Ambrosi: I think we design for the hand that’s going to build what we’re thinking. It’s very different to design something that a computer or mechanical hand is going to build. We’re designing for the hand of a person that has minimal education, and what he can do is put a brick on top of a brick. It’s primal, very basic. Earlier on we were developing or exploring different kinds of materials and different ways of assembling these materials, but we realized that we don’t have the hands to build them. And I have seen in Latin America that most of the architecture that has these organic forms in the end looks horrible.
Selldorf: You talk about materials, but materials, as far as I’m concerned, are closely linked to making things, which also includes education, craft, and heritage. How do you translate this making of things into the next generation of making to provide a different kind of intelligence?
Oxman: By using technology to provide stronger more meaningful connections with nature, by forming a new kind of craft. This goes back to what you said, Jorge, about the silkworms being primitive. The silkworms deposit the silk in a figure-eight motion, forming infinity signs.

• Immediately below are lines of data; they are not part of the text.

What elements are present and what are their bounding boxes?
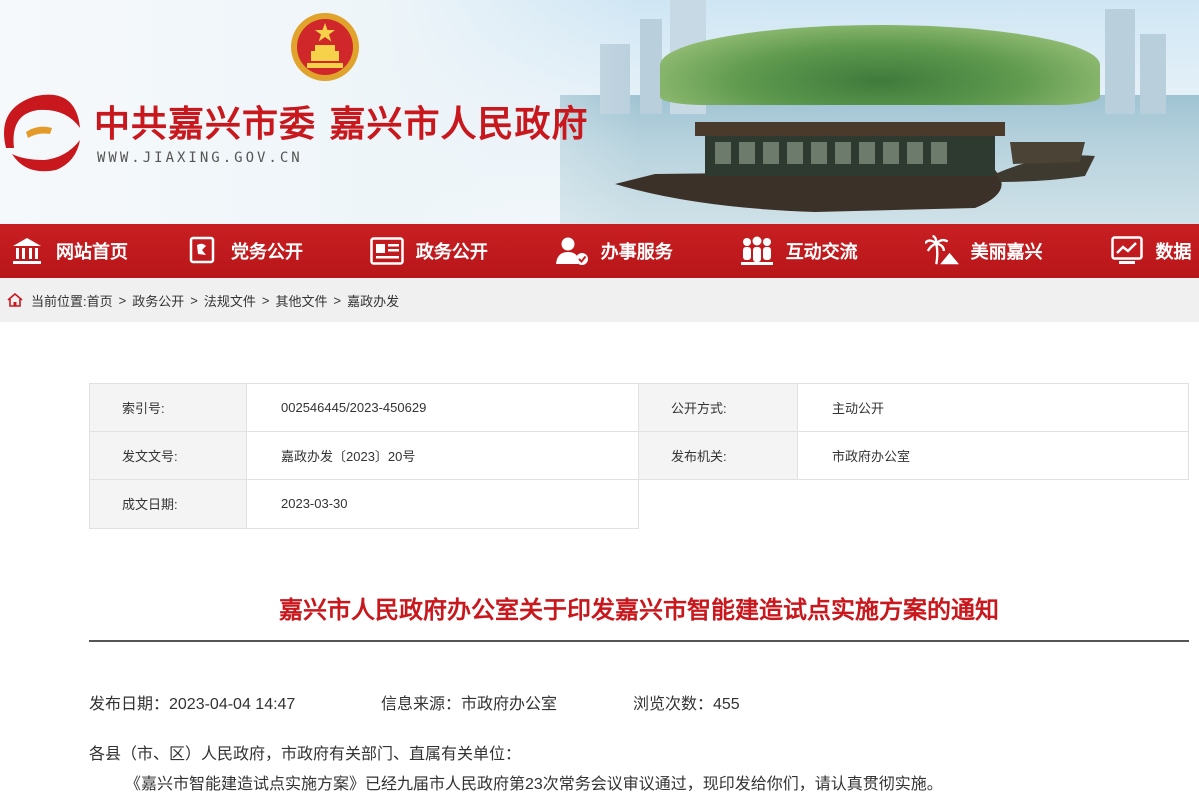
party-flag-icon	[185, 234, 219, 268]
index-value: 002546445/2023-450629	[246, 383, 639, 432]
south-lake-island	[660, 25, 1100, 105]
palm-scenery-icon	[924, 234, 959, 268]
open-method-label: 公开方式:	[638, 383, 798, 432]
site-title: 中共嘉兴市委 嘉兴市人民政府	[94, 103, 589, 145]
open-method-value: 主动公开	[797, 383, 1189, 432]
red-boat-illustration	[615, 122, 1095, 212]
nav-item-party-affairs[interactable]: 党务公开	[185, 224, 370, 278]
national-emblem-icon	[291, 13, 359, 81]
people-group-icon	[740, 234, 774, 268]
written-date-value: 2023-03-30	[246, 479, 639, 529]
breadcrumb-separator: >	[118, 292, 127, 308]
breadcrumb-separator: >	[333, 292, 342, 308]
document-info-table: 索引号: 002546445/2023-450629 公开方式: 主动公开 发文…	[89, 383, 1189, 529]
paragraph: 《嘉兴市智能建造试点实施方案》已经九届市人民政府第23次常务会议审议通过，现印发…	[125, 776, 943, 793]
index-label: 索引号:	[89, 383, 247, 432]
breadcrumb-separator: >	[190, 292, 198, 308]
nav-label: 政务公开	[415, 242, 488, 262]
table-row: 索引号: 002546445/2023-450629 公开方式: 主动公开	[89, 383, 1189, 432]
breadcrumb-separator: >	[261, 292, 270, 308]
nav-label: 办事服务	[600, 242, 673, 262]
document-list-icon	[370, 234, 404, 268]
bank-icon	[10, 234, 44, 268]
article-meta: 发布日期：2023-04-04 14:47 信息来源：市政府办公室 浏览次数：455	[89, 690, 740, 714]
doc-number-label: 发文文号:	[89, 431, 247, 480]
table-row: 成文日期: 2023-03-30	[89, 479, 1189, 529]
breadcrumb-prefix: 当前位置:	[31, 293, 87, 309]
city-building	[1140, 34, 1166, 114]
table-empty-cell	[638, 479, 1189, 528]
nav-item-government-affairs[interactable]: 政务公开	[370, 224, 555, 278]
info-source: 信息来源：市政府办公室	[381, 696, 558, 713]
nav-item-home[interactable]: 网站首页	[10, 224, 185, 278]
doc-number-value: 嘉政办发〔2023〕20号	[246, 431, 639, 480]
table-row: 发文文号: 嘉政办发〔2023〕20号 发布机关: 市政府办公室	[89, 431, 1189, 480]
nav-item-interaction[interactable]: 互动交流	[740, 224, 925, 278]
nav-label: 党务公开	[230, 242, 303, 262]
user-service-icon	[555, 234, 589, 268]
article-title: 嘉兴市人民政府办公室关于印发嘉兴市智能建造试点实施方案的通知	[279, 597, 999, 624]
issuer-label: 发布机关:	[638, 431, 798, 480]
nav-item-data[interactable]: 数据	[1110, 224, 1199, 278]
breadcrumb-home[interactable]: 首页	[87, 291, 113, 310]
breadcrumb-current[interactable]: 嘉政办发	[347, 291, 399, 310]
data-screen-icon	[1110, 234, 1144, 268]
written-date-label: 成文日期:	[89, 479, 247, 529]
nav-label: 数据	[1155, 242, 1192, 262]
breadcrumb-regulations[interactable]: 法规文件	[204, 291, 256, 310]
city-building	[1105, 9, 1135, 114]
breadcrumb: 当前位置: 首页 > 政务公开 > 法规文件 > 其他文件 > 嘉政办发	[0, 278, 1199, 322]
site-banner: 中共嘉兴市委 嘉兴市人民政府 WWW.JIAXING.GOV.CN	[0, 0, 1199, 224]
nav-label: 网站首页	[56, 242, 128, 262]
city-building	[640, 19, 662, 114]
breadcrumb-government-affairs[interactable]: 政务公开	[132, 291, 184, 310]
title-divider	[89, 640, 1189, 642]
publish-date: 发布日期：2023-04-04 14:47	[89, 696, 296, 713]
issuer-value: 市政府办公室	[797, 431, 1189, 480]
nav-item-beautiful-jiaxing[interactable]: 美丽嘉兴	[924, 224, 1110, 278]
salutation: 各县（市、区）人民政府，市政府有关部门、直属有关单位：	[89, 746, 522, 763]
nav-item-services[interactable]: 办事服务	[555, 224, 740, 278]
view-count: 浏览次数：455	[633, 696, 740, 713]
main-nav: 网站首页 党务公开 政务公开 办事服务 互动交流 美丽嘉兴 数据	[0, 224, 1199, 278]
home-icon	[7, 293, 23, 307]
site-url: WWW.JIAXING.GOV.CN	[97, 150, 303, 166]
breadcrumb-other-files[interactable]: 其他文件	[275, 291, 327, 310]
article-body: 各县（市、区）人民政府，市政府有关部门、直属有关单位： 《嘉兴市智能建造试点实施…	[89, 740, 943, 800]
nav-label: 美丽嘉兴	[970, 242, 1043, 262]
nav-label: 互动交流	[785, 242, 858, 262]
party-logo-icon	[4, 94, 80, 172]
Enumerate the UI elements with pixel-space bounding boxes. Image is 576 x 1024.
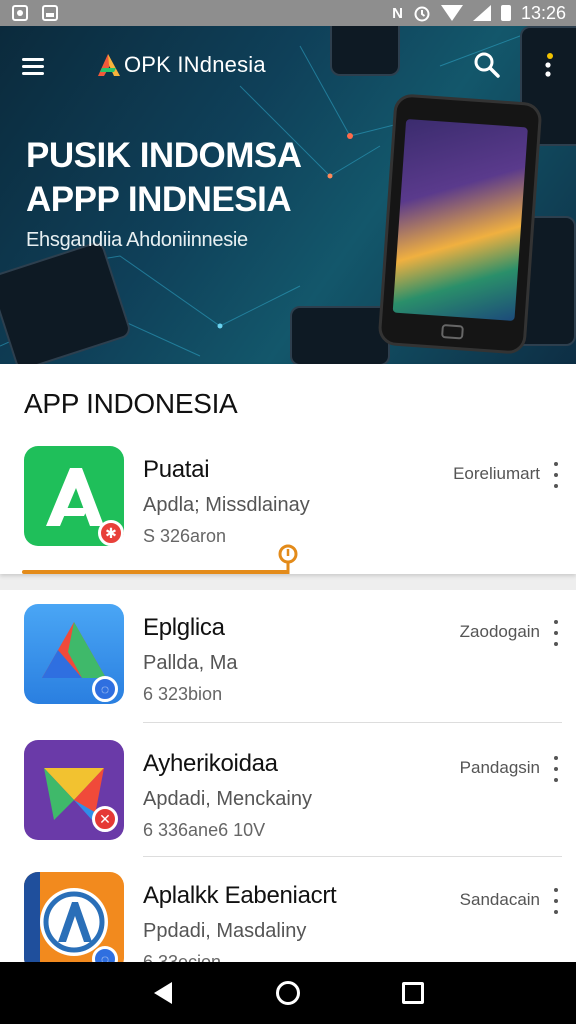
- app-more-button[interactable]: [550, 462, 562, 488]
- more-vert-icon: [545, 53, 553, 77]
- app-size: S 326aron: [143, 526, 227, 546]
- phone-home-button: [441, 323, 464, 340]
- phone-screen: [392, 118, 528, 322]
- app-category: Apdadi, Menckainy: [143, 788, 312, 810]
- app-size: 6 323bion: [143, 684, 223, 704]
- document-icon: [12, 5, 28, 21]
- clock: 13:26: [520, 2, 566, 23]
- app-more-button[interactable]: [550, 756, 562, 782]
- search-icon: [474, 52, 500, 78]
- app-action-label[interactable]: Pandagsin: [460, 758, 540, 778]
- status-bar: N 13:26: [0, 0, 576, 26]
- recents-icon: [402, 982, 425, 1004]
- status-right: N 13:26: [392, 3, 566, 24]
- hero-title: PUSIK INDOMSA APPP INDNESIA: [26, 134, 302, 222]
- featured-app-card: APP INDONESIA ✱ Puatai Apdla; Missdlaina…: [0, 364, 576, 574]
- app-category: Apdla; Missdlainay: [143, 494, 310, 516]
- app-more-button[interactable]: [550, 888, 562, 914]
- app-name: Puatai: [143, 456, 210, 483]
- app-more-button[interactable]: [550, 620, 562, 646]
- download-progress-bar: [22, 570, 288, 574]
- app-list: ◌ Eplglica Pallda, Ma 6 323bion Zaodogai…: [0, 590, 576, 962]
- list-divider: [143, 856, 562, 857]
- alarm-icon: [414, 6, 430, 22]
- home-icon: [275, 981, 300, 1005]
- battery-icon: [500, 5, 511, 21]
- red-x-badge: ✕: [92, 806, 118, 832]
- section-title: APP INDONESIA: [24, 388, 238, 419]
- red-plus-badge: ✱: [98, 520, 124, 546]
- hamburger-icon: [22, 58, 44, 61]
- app-list-item[interactable]: ◌ Eplglica Pallda, Ma 6 323bion Zaodogai…: [0, 604, 576, 724]
- progress-marker-icon[interactable]: [278, 544, 298, 576]
- back-icon: [153, 982, 172, 1004]
- hero-banner: OPK INdnesia PUSIK INDOMSA APPP INDNESIA…: [0, 26, 576, 364]
- app-action-label[interactable]: Sandacain: [460, 890, 540, 910]
- app-bar: OPK INdnesia: [0, 42, 576, 92]
- app-action-label[interactable]: Eoreliumart: [453, 464, 540, 484]
- status-left: [12, 5, 58, 21]
- blue-badge: ◌: [92, 676, 118, 702]
- background-device: [290, 306, 390, 364]
- wifi-icon: [440, 5, 463, 21]
- menu-button[interactable]: [22, 54, 48, 78]
- home-button[interactable]: [274, 979, 302, 1007]
- hero-subtitle: Ehsgandiia Ahdoniinnesie: [26, 229, 248, 251]
- app-size: 6 336ane6 10V: [143, 820, 266, 840]
- app-name: Ayherikoidaa: [143, 750, 278, 777]
- app-size: 6 33ecion: [143, 952, 222, 962]
- app-action-label[interactable]: Zaodogain: [460, 622, 540, 642]
- list-divider: [143, 722, 562, 723]
- hero-title-line-2: APPP INDNESIA: [26, 180, 292, 219]
- featured-phone-image: [377, 93, 543, 355]
- system-nav-bar: [0, 962, 576, 1024]
- logo-text: OPK INdnesia: [124, 52, 266, 77]
- signal-icon: [472, 5, 491, 21]
- network-type-label: N: [392, 4, 403, 22]
- logo-mark-icon: [98, 54, 120, 76]
- app-logo[interactable]: OPK INdnesia: [96, 50, 266, 80]
- app-name: Eplglica: [143, 614, 225, 641]
- app-name: Aplalkk Eabeniacrt: [143, 882, 337, 909]
- app-list-item[interactable]: ◌ Aplalkk Eabeniacrt Ppdadi, Masdaliny 6…: [0, 872, 576, 962]
- recents-button[interactable]: [399, 979, 427, 1007]
- app-list-item[interactable]: ✕ Ayherikoidaa Apdadi, Menckainy 6 336an…: [0, 740, 576, 860]
- overflow-menu-button[interactable]: [538, 52, 558, 80]
- hero-title-line-1: PUSIK INDOMSA: [26, 136, 302, 175]
- search-button[interactable]: [472, 50, 502, 80]
- back-button[interactable]: [149, 979, 177, 1007]
- app-category: Ppdadi, Masdaliny: [143, 920, 307, 942]
- app-category: Pallda, Ma: [143, 652, 238, 674]
- image-icon: [42, 5, 58, 21]
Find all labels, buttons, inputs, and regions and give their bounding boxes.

It is curious how at once efficient and poetic, sophisticated and primitive biology can be, not unlike craft. That such expressions of organizing non-woven silk create highly complex structures using very simple rules is true for both worlds — craft and biology, culture and nature. And by generating simple rules in intelligent ways, you can create structures that are incredibly detailed, complex, multi-functional, and materially sophisticated as can be seen in Isfahan, the pyramids, or in the silkworm’s cocoon. It’s all the same to me and I don’t distinguish between these categories. I was looking for places where our practices share an affinity. This kind of thinking points perhaps towards ideological resemblance, the ultimate unity between nature and culture — like worms in mezcal.
Jorge Ambrosi and Gabriela Etchegaray are principals of Mexico City-based AMBROSI | ETCHEGARAY. Neri Oxman is the founder and director of the Mediated Matter Group at the MIT Media Lab.